Sure enough, right before his sophomore year, he dropped out. He forswore his father’s money, and vowed to get by on his own. “I just decided to leave school and not take anything from anybody except I got a couple grand from a good friend and I made that last nine months,” he says. “I lived in my car, slept on people’s couches, made friends, and just had fun. It wasn’t bad at all. I was just living without for a while.”

It’s obviously no surprise Lukas wound up a musician. Among his first musical memories is being on the road with the Highwaymen, his father’s supergroup with Johnny Cash, Kris Kristofferson, and Waylon Jennings. He was just six.

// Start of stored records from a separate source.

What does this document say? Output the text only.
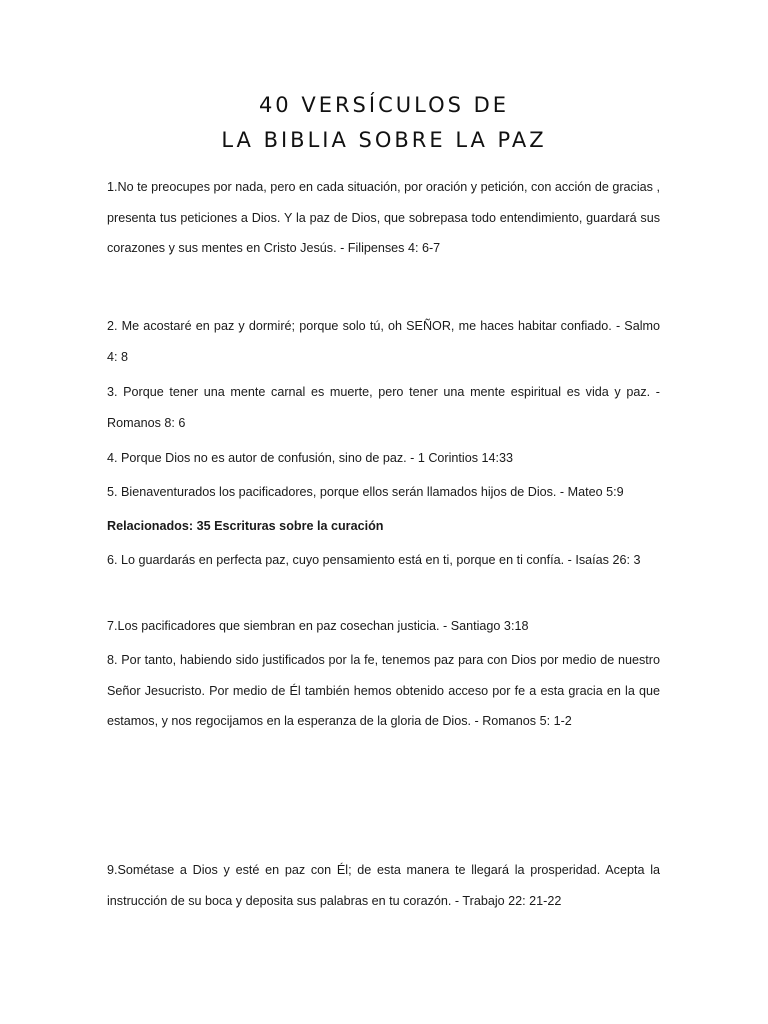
40 VERSÍCULOS DE
LA BIBLIA SOBRE LA PAZ

1.No te preocupes por nada, pero en cada situación, por oración y petición, con acción de gracias , presenta tus peticiones a Dios. Y la paz de Dios, que sobrepasa todo entendimiento, guardará sus corazones y sus mentes en Cristo Jesús. - Filipenses 4: 6-7

2. Me acostaré en paz y dormiré; porque solo tú, oh SEÑOR, me haces habitar confiado. - Salmo 4: 8

3. Porque tener una mente carnal es muerte, pero tener una mente espiritual es vida y paz. - Romanos 8: 6

4. Porque Dios no es autor de confusión, sino de paz. - 1 Corintios 14:33

5. Bienaventurados los pacificadores, porque ellos serán llamados hijos de Dios. - Mateo 5:9

Relacionados: 35 Escrituras sobre la curación

6. Lo guardarás en perfecta paz, cuyo pensamiento está en ti, porque en ti confía. - Isaías 26: 3

7.Los pacificadores que siembran en paz cosechan justicia. - Santiago 3:18

8. Por tanto, habiendo sido justificados por la fe, tenemos paz para con Dios por medio de nuestro Señor Jesucristo. Por medio de Él también hemos obtenido acceso por fe a esta gracia en la que estamos, y nos regocijamos en la esperanza de la gloria de Dios. - Romanos 5: 1-2

9.Sométase a Dios y esté en paz con Él; de esta manera te llegará la prosperidad. Acepta la instrucción de su boca y deposita sus palabras en tu corazón. - Trabajo 22: 21-22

Then when he was 11, inspiration struck and his career in many ways unfolded from there. He wrote the song “You Were It,” which appeared on Willies’s 2004 album, It Always Will Be. The song features some pretty impressive prose for a sixth-grader: “You could bring out the worst in everyone you knew/ But no one could ever get the worst of you/ And I am fine, all the pain is gone/ I once had a heart, now I have a song.”

“It was a pretty good song, and so my dad liked it and said ,’Well, shit, I’ll put it on a record,'” says Lukas. “I just wrote it and it felt natural. It didn’t take me long to write. I had a melody stuck in my head.”

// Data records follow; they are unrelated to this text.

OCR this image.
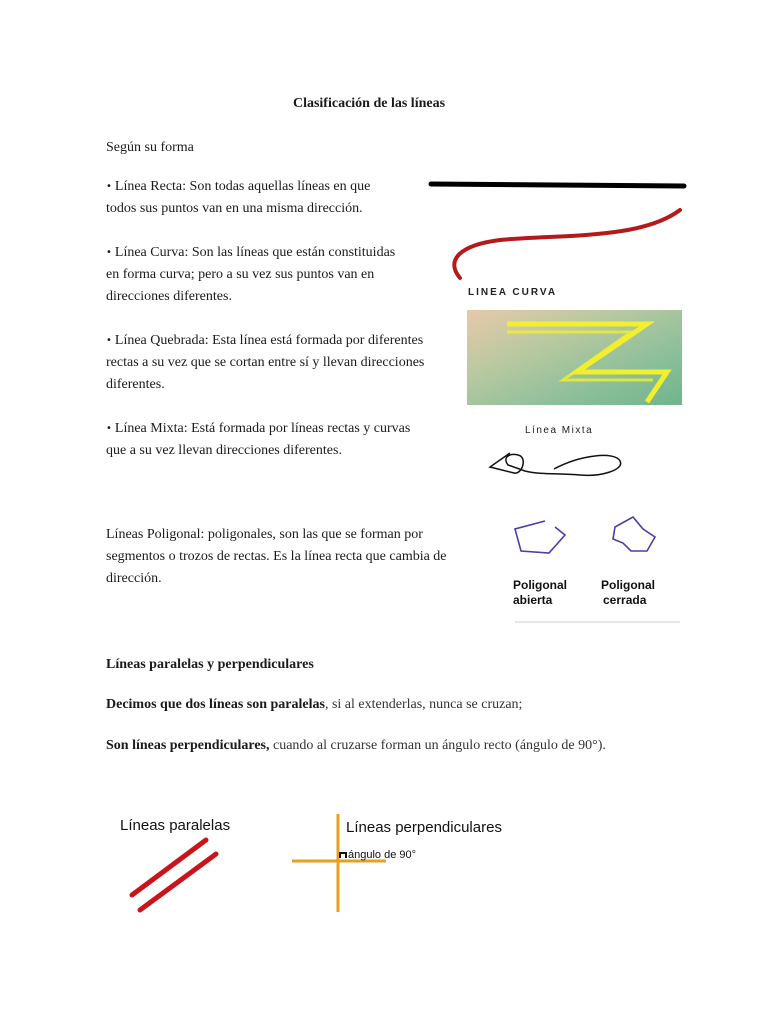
Clasificación de las líneas
Según su forma
• Línea Recta: Son todas aquellas líneas en que
todos sus puntos van en una misma dirección.
• Línea Curva: Son las líneas que están constituidas
en forma curva; pero a su vez sus puntos van en
direcciones diferentes.
• Línea Quebrada: Esta línea está formada por diferentes
rectas a su vez que se cortan entre sí y llevan direcciones
diferentes.
• Línea Mixta: Está formada por líneas rectas y curvas
que a su vez llevan direcciones diferentes.
Líneas Poligonal: poligonales, son las que se forman por
segmentos o trozos de rectas. Es la línea recta que cambia de
dirección.
Líneas paralelas y perpendiculares
Decimos que dos líneas son paralelas, si al extenderlas, nunca se cruzan;
Son líneas perpendiculares, cuando al cruzarse forman un ángulo recto (ángulo de 90°).
LINEA CURVA
Línea Mixta
Poligonal
abierta
Poligonal
cerrada
Líneas paralelas	Líneas perpendiculares
ángulo de 90°
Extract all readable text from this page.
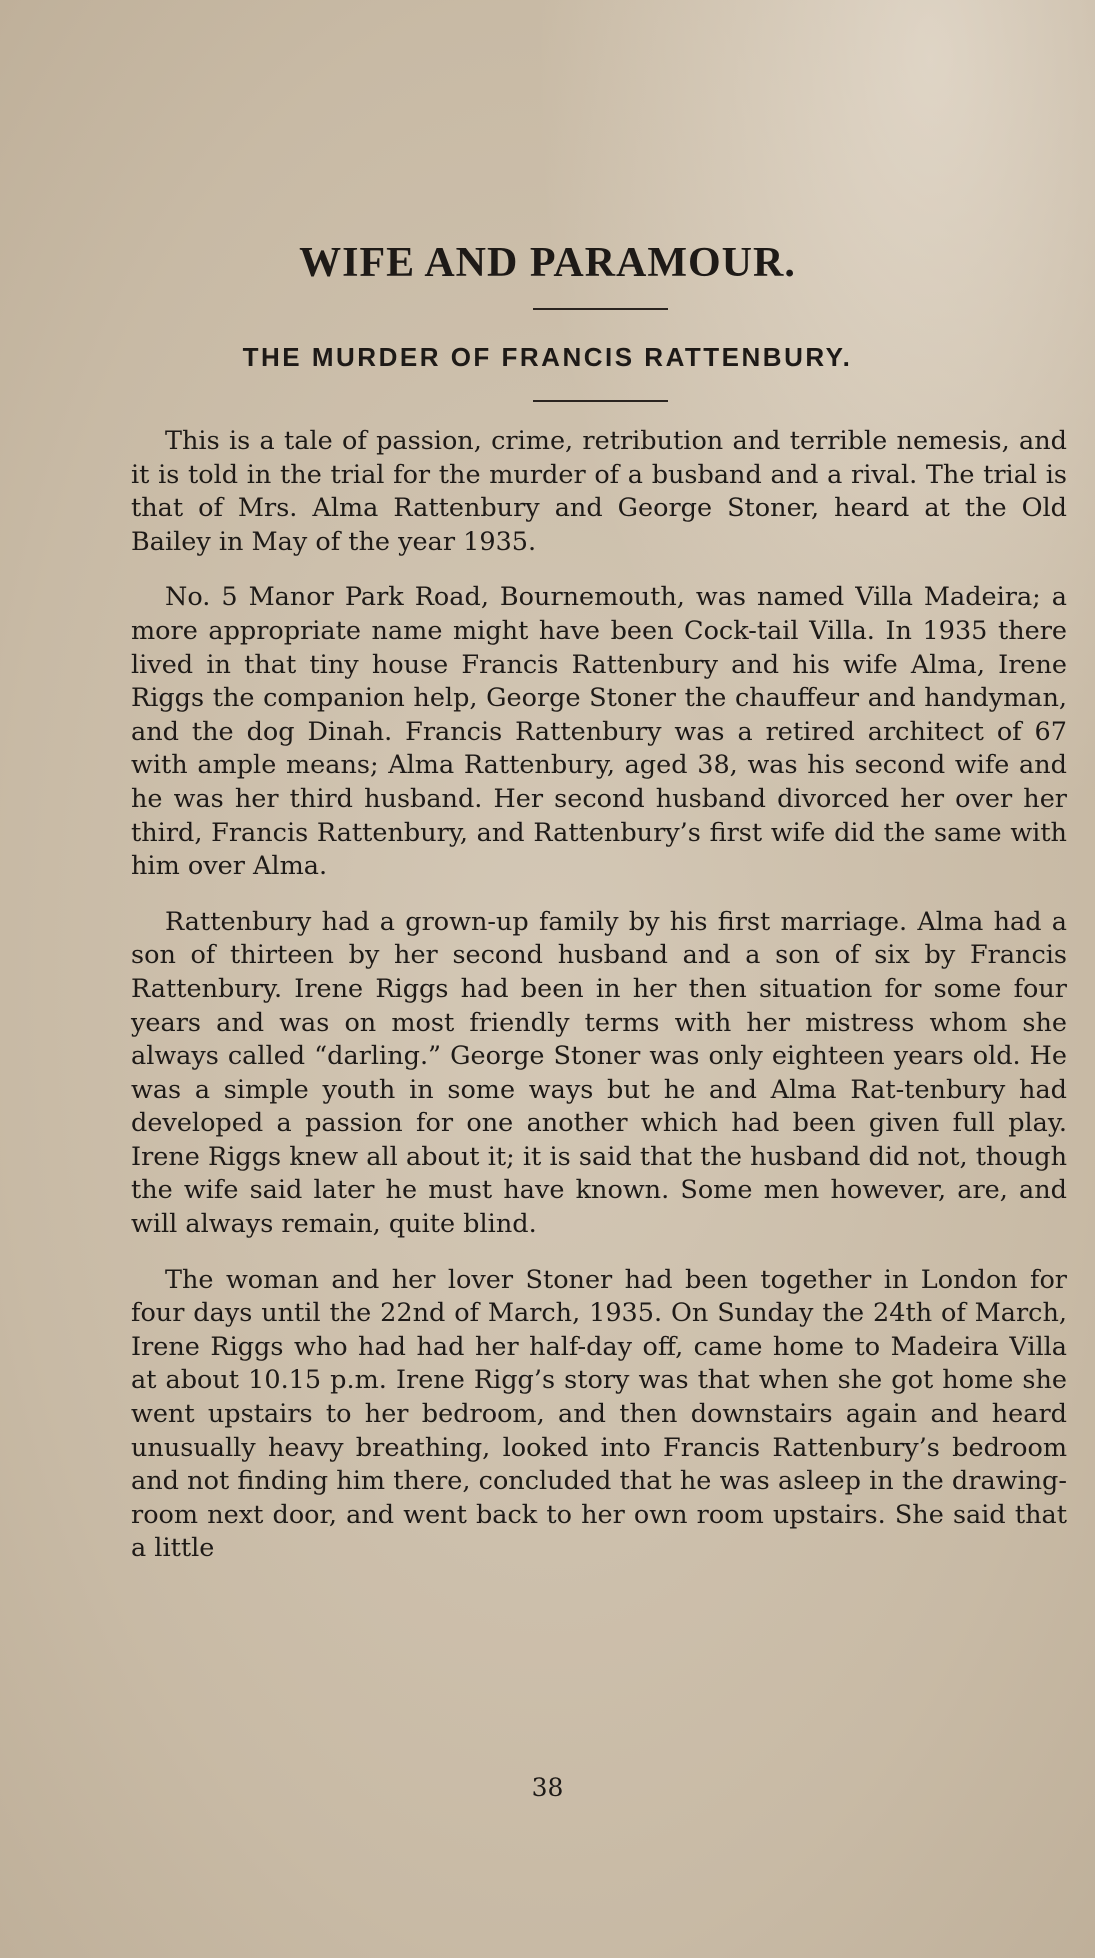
WIFE AND PARAMOUR.
THE MURDER OF FRANCIS RATTENBURY.

This is a tale of passion, crime, retribution and terrible nemesis, and it is told in the trial for the murder of a busband and a rival. The trial is that of Mrs. Alma Rattenbury and George Stoner, heard at the Old Bailey in May of the year 1935.

No. 5 Manor Park Road, Bournemouth, was named Villa Madeira; a more appropriate name might have been Cock-tail Villa. In 1935 there lived in that tiny house Francis Rattenbury and his wife Alma, Irene Riggs the companion help, George Stoner the chauffeur and handyman, and the dog Dinah. Francis Rattenbury was a retired architect of 67 with ample means; Alma Rattenbury, aged 38, was his second wife and he was her third husband. Her second husband divorced her over her third, Francis Rattenbury, and Rattenbury’s first wife did the same with him over Alma.

Rattenbury had a grown-up family by his first marriage. Alma had a son of thirteen by her second husband and a son of six by Francis Rattenbury. Irene Riggs had been in her then situation for some four years and was on most friendly terms with her mistress whom she always called “darling.” George Stoner was only eighteen years old. He was a simple youth in some ways but he and Alma Rat-tenbury had developed a passion for one another which had been given full play. Irene Riggs knew all about it; it is said that the husband did not, though the wife said later he must have known. Some men however, are, and will always remain, quite blind.

The woman and her lover Stoner had been together in London for four days until the 22nd of March, 1935. On Sunday the 24th of March, Irene Riggs who had had her half-day off, came home to Madeira Villa at about 10.15 p.m. Irene Rigg’s story was that when she got home she went upstairs to her bedroom, and then downstairs again and heard unusually heavy breathing, looked into Francis Rattenbury’s bedroom and not finding him there, concluded that he was asleep in the drawing-room next door, and went back to her own room upstairs. She said that a little

38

A year later, his dad bought him a guitar and began showing him how to play it. But it was no Big Note Songbook for Lukas, no sir. Willie taught him the basics then started him out with the music of Django Reinhart, arguably the finest jazz guitarist of all time.

“I learned the Django stuff early and some old standards like ‘Stardust,’ and that helped me get a strong foundation musically,” he says. “It was an idea just to be able to spend more time with him doing what we both loved to do.”

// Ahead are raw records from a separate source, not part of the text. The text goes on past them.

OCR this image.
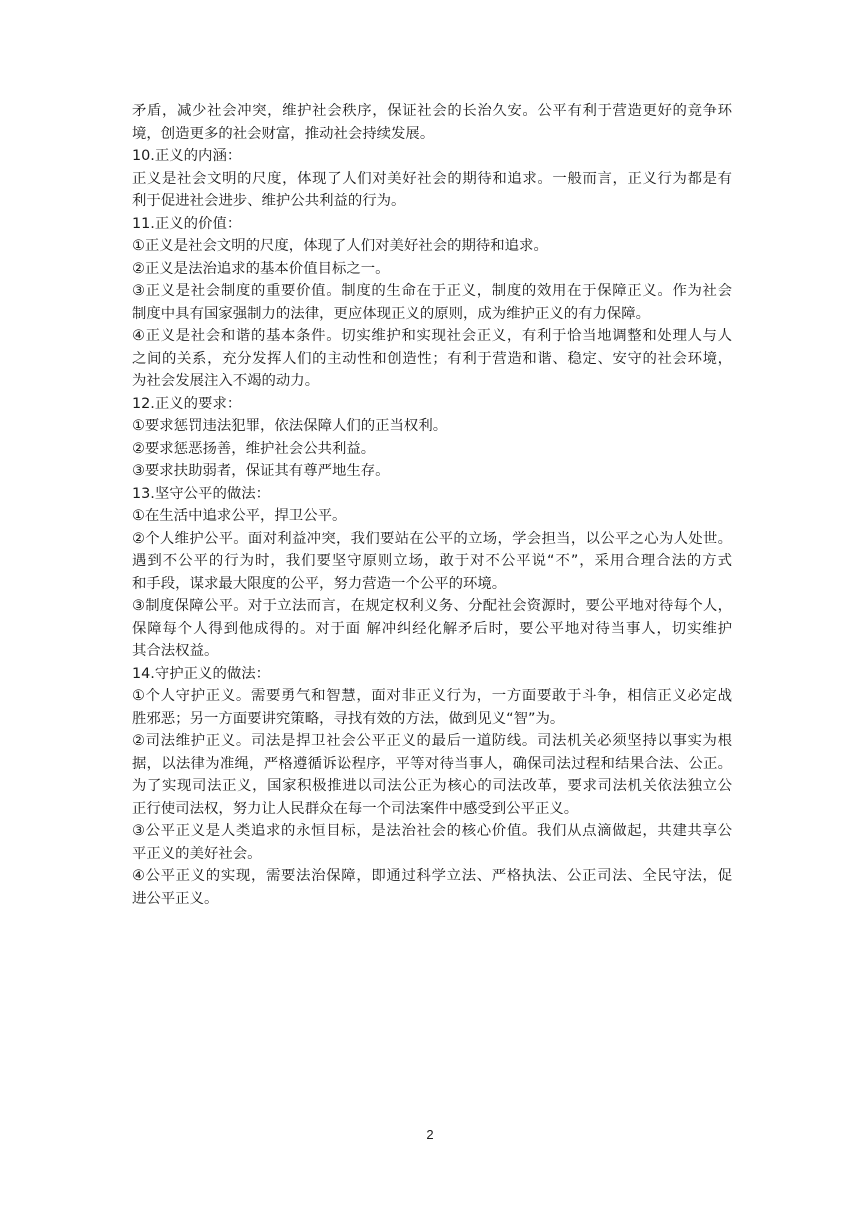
矛盾，减少社会冲突，维护社会秩序，保证社会的长治久安。公平有利于营造更好的竞争环
境，创造更多的社会财富，推动社会持续发展。
10.正义的内涵：
正义是社会文明的尺度，体现了人们对美好社会的期待和追求。一般而言，正义行为都是有
利于促进社会进步、维护公共利益的行为。
11.正义的价值：
①正义是社会文明的尺度，体现了人们对美好社会的期待和追求。
②正义是法治追求的基本价值目标之一。
③正义是社会制度的重要价值。制度的生命在于正义，制度的效用在于保障正义。作为社会
制度中具有国家强制力的法律，更应体现正义的原则，成为维护正义的有力保障。
④正义是社会和谐的基本条件。切实维护和实现社会正义，有利于恰当地调整和处理人与人
之间的关系，充分发挥人们的主动性和创造性；有利于营造和谐、稳定、安守的社会环境，
为社会发展注入不竭的动力。
12.正义的要求：
①要求惩罚违法犯罪，依法保障人们的正当权利。
②要求惩恶扬善，维护社会公共利益。
③要求扶助弱者，保证其有尊严地生存。
13.坚守公平的做法：
①在生活中追求公平，捍卫公平。
②个人维护公平。面对利益冲突，我们要站在公平的立场，学会担当，以公平之心为人处世。
遇到不公平的行为时，我们要坚守原则立场，敢于对不公平说“不”，采用合理合法的方式
和手段，谋求最大限度的公平，努力营造一个公平的环境。
③制度保障公平。对于立法而言，在规定权利义务、分配社会资源时，要公平地对待每个人，
保障每个人得到他成得的。对于面 解冲纠经化解矛后时，要公平地对待当事人，切实维护
其合法权益。
14.守护正义的做法：
①个人守护正义。需要勇气和智慧，面对非正义行为，一方面要敢于斗争，相信正义必定战
胜邪恶；另一方面要讲究策略，寻找有效的方法，做到见义“智”为。
②司法维护正义。司法是捍卫社会公平正义的最后一道防线。司法机关必须坚持以事实为根
据，以法律为准绳，严格遵循诉讼程序，平等对待当事人，确保司法过程和结果合法、公正。
为了实现司法正义，国家积极推进以司法公正为核心的司法改革，要求司法机关依法独立公
正行使司法权，努力让人民群众在每一个司法案件中感受到公平正义。
③公平正义是人类追求的永恒目标，是法治社会的核心价值。我们从点滴做起，共建共享公
平正义的美好社会。
④公平正义的实现，需要法治保障，即通过科学立法、严格执法、公正司法、全民守法，促
进公平正义。
2
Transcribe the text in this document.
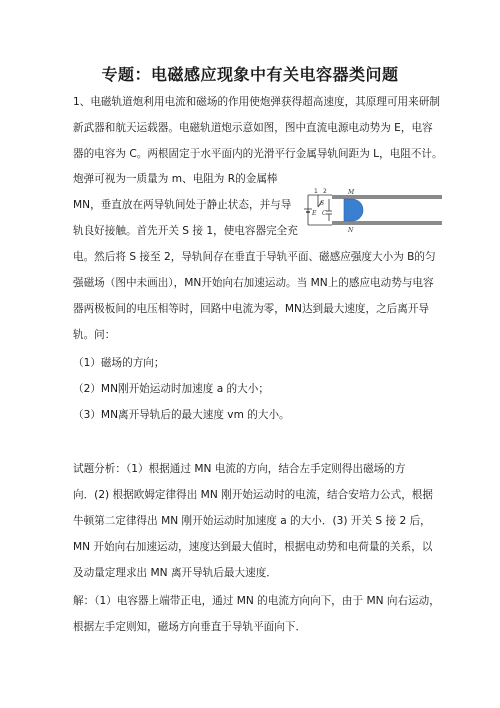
专题：电磁感应现象中有关电容器类问题
1、电磁轨道炮利用电流和磁场的作用使炮弹获得超高速度，其原理可用来研制
新武器和航天运载器。电磁轨道炮示意如图，图中直流电源电动势为 E，电容
器的电容为 C。两根固定于水平面内的光滑平行金属导轨间距为 L，电阻不计。
炮弹可视为一质量为 m、电阻为 R的金属棒
MN，垂直放在两导轨间处于静止状态，并与导
轨良好接触。首先开关 S 接 1，使电容器完全充
电。然后将 S 接至 2，导轨间存在垂直于导轨平面、磁感应强度大小为 B的匀
强磁场（图中未画出），MN开始向右加速运动。当 MN上的感应电动势与电容
器两极板间的电压相等时，回路中电流为零，MN达到最大速度，之后离开导
轨。问：
（1）磁场的方向；
（2）MN刚开始运动时加速度 a 的大小；
（3）MN离开导轨后的最大速度 vm 的大小。
1 2
S
E C
M
N
试题分析：（1）根据通过 MN 电流的方向，结合左手定则得出磁场的方
向．(2) 根据欧姆定律得出 MN 刚开始运动时的电流，结合安培力公式，根据
牛顿第二定律得出 MN 刚开始运动时加速度 a 的大小．(3) 开关 S 接 2 后，
MN 开始向右加速运动，速度达到最大值时，根据电动势和电荷量的关系，以
及动量定理求出 MN 离开导轨后最大速度．
解：（1）电容器上端带正电，通过 MN 的电流方向向下，由于 MN 向右运动，
根据左手定则知，磁场方向垂直于导轨平面向下．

From there Lukas developed a deep love for Stevie Ray Vaughan’s rugged blues and the noisy electric folk of Neil Young. Both influences are prominent on Lukas’ two full-length studio albums, along with less frequently indulged interests like groovy tribal jams, languid cosmic country, and ’70s-inflected blooze boogie.

After an EP and a live album, Lukas released a full-length debut in 2008 with the band Promise of the Real. (He’s since moved his own name out front.) The phrase references the Neil Young song “Walk On,” which features the line, “Some get stoned/ Some get strange/ But sooner or later it all gets real.”

“It’s a reference for us keeping our humility throughout everything. For bad or good, we’re going to be real. We’re going to be who we are,” he says. “We’re taking Neil’s promise and applying it to our band.”

Last year, Nelson and his band released Wasted, an eclectic, somewhat uneven 17-track album. While the scope’s impressive, it feels unfocused at times, as on the nine-minute “If I Was the Ocean.” One of the best tracks is the equally as long “Don’t Take Me Back,” which begins like Young’s “Welfare Mothers” before going all roadhouse bluesy in the break. It’s followed by the very cool garage-psych track “Wasn’t that Great,” which evokes Cream.

Lukas is a prolific writer and reckons he has perhaps a half-dozen albums’ worth of material already written. This fall, he and his band have set aside some recording time, and they’re hoping to have their third album out sometime next spring or summer. They haven’t settled on a name for the new disc yet, but they’ve got a good idea which songs they’ll be recording.

In the meantime, Lukas Nelson and Promise of the Real churn through the highway miles. “The idea is you’re not really able to appreciate what you have until you truly understand what you have,” Lukas says. “And you don’t know what you have until you know what you’ve been missing. And you don’t know that until you see what else is there.”